Диссоциация повседневная и диссоциация в критической ситуации.

Автор: Анна Филимонова

От автора: Диссоциация присутствует в нашей жизни постоянно в той или иной мере. Как она проявляется и зачем она нам, как влияет на нашу жизнь. Немного об этом в данной статье.

Механизм диссоциации, по сути, является древним и достаточно эффективным защитным механизмом психики. Точнее, сама по себе диссоциация — это не защитный механизм, но он способствует образованию защиты.

Изначально каждый из нас цельная личность. С этим сложно спорить, сложно что-либо этому противопоставить: у нас одно тело, один разум, между ними есть связь… стоп, вот здесь уже есть начало диссоциации: расщепления, иначе говоря.

Есть тело и есть разум, есть тело и есть душа, если угодно, у кого-то можно наблюдать три части: тело-душа-разум. Есть и еще больше. Мы говорим о идентичности, уникальности, но при этом решаем вопрос о частях себя: в скольки частях я существую: двух, трех, пяти?

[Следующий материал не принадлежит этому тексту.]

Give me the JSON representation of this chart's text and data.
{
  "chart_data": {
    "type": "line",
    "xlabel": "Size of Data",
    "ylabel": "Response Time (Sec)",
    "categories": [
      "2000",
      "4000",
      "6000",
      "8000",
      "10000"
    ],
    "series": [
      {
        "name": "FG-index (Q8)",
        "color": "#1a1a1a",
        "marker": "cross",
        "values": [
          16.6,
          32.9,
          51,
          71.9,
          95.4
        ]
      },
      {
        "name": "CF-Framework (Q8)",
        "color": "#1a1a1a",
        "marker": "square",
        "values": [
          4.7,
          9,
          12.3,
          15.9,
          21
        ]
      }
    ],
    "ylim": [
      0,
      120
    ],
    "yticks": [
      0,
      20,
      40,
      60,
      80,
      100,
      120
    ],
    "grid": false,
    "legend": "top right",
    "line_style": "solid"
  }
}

Теперь дальше: можно задать кому-нибудь, поступком кого мы возмущены, вопрос: «У тебя совесть есть?», — подразумевая, конечно, что нет, но, взывая, надеяться. Можно даже сказать: «Меня не оствляет надежда, что у тебя есть совесть».
То есть у того, к кому мы обращаемся, к этим базовым двум-трем частям, мы надеемся обнаружить еще одну — совесть. А у себя предполагаем настырную надежду (в самом деле, не снаружи же она пришла).
Мы расщепляемся постоянно, и с этим сейчас тоже сложно спорить: гораздо сложнее найти примеры цельного — себя, чем себя, отраженного в кусочках или объединенных сущностях.

Мы так устроены, что у всего, чему дано название, мы можем предположить сознательную волю. По крайней мере, так мы описываем это в языке: «чувства охватили», «не могу забыть свою боль» и тд. Звучит примерно так же, как «грачи прилетели», «уж осень на дворе», «мы вас не ждали, а вы уже тут как тут». Наши чувства, переживания, мысли, а иногда даже и действия (вспомните детское: «это не я, оно само…. [разбилось]») воспринимаются нами как сторонние, внешние, в чем-то насильственные по отношению к нам. Мы отщепляем то, что для нас является чуждым, чрезмерным, то, что угрожает нашей целостности (прийдут родители, отругают за вазу), доставляет дискомфорт. В таком отделении становится возможным рассмотреть явление как бы со стороны, увидеть его, познакомиться, пережить, понять, что происходит с нами.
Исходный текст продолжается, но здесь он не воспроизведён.